Luke was fairer than his sister, with light brown hair to her dark brown. He had a pretty handsomeness to his looks that made him popular. His smile always held a flirtation. Lindsay suspected that he had gotten by as a kid on his looks-and still did. He was in his late twenties, a little old to be taken care of by his younger sister, she thought. But then, the accident was a tragic thing, and if the dark circles under his eyes were any indication, it had deeply affected him.
Lindsay glanced briefly at his work and saw that he did seem to know what he was doing. As he worked he was telling the others about the legend of the archaeology student who was discovered living in the building during the forties, showering in the bathrooms and sleeping in the narrow passageways that contained the pipes and wiring of the building. She had heard the stories but didn't believe them.
"That'd be fun to try," said Brandon. "Just to see if you could do it and not get caught."

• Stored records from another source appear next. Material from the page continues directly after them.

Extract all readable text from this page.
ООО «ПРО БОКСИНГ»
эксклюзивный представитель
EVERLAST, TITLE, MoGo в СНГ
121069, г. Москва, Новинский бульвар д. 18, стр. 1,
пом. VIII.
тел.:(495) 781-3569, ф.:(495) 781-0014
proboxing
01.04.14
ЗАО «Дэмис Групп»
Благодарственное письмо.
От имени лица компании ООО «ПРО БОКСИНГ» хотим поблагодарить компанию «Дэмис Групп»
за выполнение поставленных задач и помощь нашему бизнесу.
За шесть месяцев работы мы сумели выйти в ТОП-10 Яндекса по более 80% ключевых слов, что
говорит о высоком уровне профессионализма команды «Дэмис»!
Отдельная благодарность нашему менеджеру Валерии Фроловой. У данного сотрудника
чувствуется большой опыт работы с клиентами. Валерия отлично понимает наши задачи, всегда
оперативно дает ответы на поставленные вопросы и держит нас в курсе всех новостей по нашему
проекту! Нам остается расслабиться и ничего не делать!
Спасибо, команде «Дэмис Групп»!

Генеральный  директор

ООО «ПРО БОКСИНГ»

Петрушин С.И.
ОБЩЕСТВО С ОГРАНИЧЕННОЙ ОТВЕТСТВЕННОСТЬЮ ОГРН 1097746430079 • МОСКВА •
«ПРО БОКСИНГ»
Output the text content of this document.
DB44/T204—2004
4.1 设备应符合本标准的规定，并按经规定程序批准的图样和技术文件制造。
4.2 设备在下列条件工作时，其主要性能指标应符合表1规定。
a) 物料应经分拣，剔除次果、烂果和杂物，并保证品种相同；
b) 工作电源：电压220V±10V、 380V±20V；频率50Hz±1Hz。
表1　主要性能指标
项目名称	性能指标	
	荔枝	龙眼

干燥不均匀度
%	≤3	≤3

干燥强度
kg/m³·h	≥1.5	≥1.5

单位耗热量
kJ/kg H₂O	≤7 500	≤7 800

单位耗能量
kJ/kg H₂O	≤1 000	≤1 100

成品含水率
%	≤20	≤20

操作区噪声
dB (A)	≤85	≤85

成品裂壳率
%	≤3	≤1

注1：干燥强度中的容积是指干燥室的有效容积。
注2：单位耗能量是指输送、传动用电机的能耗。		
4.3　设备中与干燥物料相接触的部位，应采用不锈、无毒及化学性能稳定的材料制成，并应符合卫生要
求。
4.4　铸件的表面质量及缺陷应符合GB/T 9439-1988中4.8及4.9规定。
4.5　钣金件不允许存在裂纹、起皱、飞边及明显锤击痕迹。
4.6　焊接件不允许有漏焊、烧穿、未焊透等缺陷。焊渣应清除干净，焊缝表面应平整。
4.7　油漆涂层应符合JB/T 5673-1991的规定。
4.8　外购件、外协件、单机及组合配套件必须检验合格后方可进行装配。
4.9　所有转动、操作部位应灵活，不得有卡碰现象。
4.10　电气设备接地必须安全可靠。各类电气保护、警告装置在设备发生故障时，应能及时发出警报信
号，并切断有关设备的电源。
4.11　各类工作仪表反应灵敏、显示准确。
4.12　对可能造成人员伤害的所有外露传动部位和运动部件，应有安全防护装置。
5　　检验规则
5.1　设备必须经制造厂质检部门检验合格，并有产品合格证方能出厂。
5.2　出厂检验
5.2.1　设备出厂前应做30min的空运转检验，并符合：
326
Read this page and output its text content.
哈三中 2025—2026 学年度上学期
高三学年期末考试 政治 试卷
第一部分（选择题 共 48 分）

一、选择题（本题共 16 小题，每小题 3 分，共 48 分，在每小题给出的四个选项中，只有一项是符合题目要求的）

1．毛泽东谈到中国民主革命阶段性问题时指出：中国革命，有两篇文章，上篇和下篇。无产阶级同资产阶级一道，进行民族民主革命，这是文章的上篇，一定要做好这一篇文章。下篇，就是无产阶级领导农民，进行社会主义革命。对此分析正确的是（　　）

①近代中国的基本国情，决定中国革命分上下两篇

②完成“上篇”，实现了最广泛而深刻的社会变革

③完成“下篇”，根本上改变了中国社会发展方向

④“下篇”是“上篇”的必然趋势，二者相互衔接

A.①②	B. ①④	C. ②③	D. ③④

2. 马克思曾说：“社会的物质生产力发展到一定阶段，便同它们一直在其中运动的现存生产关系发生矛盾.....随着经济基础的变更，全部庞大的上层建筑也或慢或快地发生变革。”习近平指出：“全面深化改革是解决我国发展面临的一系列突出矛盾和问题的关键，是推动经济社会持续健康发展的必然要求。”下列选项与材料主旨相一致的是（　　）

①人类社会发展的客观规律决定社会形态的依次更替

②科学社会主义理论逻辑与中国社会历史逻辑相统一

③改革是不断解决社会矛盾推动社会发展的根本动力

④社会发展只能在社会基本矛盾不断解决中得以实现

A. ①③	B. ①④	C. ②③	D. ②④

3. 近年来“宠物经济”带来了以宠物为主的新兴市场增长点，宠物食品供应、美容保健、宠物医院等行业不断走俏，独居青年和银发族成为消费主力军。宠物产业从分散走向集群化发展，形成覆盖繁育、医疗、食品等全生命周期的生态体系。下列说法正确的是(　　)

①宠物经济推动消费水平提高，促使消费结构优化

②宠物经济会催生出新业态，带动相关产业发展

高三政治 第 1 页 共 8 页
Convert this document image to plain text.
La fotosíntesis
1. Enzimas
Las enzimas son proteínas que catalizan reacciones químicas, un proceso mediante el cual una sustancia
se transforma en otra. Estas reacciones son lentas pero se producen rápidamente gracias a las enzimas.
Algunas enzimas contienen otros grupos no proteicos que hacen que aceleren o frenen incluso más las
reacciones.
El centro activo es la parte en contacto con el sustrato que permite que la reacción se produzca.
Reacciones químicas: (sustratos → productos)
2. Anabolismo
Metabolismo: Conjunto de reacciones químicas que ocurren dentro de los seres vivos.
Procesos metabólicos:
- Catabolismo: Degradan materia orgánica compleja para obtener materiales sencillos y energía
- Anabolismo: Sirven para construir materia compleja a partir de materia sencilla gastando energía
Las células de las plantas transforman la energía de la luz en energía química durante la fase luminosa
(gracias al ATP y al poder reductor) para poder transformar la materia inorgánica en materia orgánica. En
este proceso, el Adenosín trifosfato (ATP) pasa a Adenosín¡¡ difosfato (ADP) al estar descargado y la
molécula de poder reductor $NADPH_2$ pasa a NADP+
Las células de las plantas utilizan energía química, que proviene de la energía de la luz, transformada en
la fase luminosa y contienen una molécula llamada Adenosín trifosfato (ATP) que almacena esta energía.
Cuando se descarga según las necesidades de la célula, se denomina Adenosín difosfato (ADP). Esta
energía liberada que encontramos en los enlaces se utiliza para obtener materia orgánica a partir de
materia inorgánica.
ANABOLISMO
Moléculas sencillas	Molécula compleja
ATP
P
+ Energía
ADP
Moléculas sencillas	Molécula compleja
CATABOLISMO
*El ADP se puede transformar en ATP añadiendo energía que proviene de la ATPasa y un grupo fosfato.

"The showers have been taken out," said Liza. "I think someone would sniff you out."
"Well, heck," said Brandon, "there are lots of places on campus to get a shower. Just crawl out of the ductwork and jog over to the Ramsey P.E. Center."
Lindsay shook her head and turned to Robin. "Are these the ones?" Robin nodded. Lindsay counted the boxes stacked by the wall and labeled with the South Carolina site designation number. "There's quite a bit left."
"I know."
"Well, let's get to it." She pulled several boxes marked with the same feature number and set them on the table. Robin had already placed empty boxes for identified bones near the worktable. Lindsay pulled up a chair, opened a box of bones, and began sorting them into various smaller boxes: 0. virginianus, V. fulva, S. carolinensis, S. floridanus, M. gallopavo, M. carinatum, T. carolina, C. canadensis-deer, fox, squirrel, rabbit, turkey, sucker, turtle, beaver.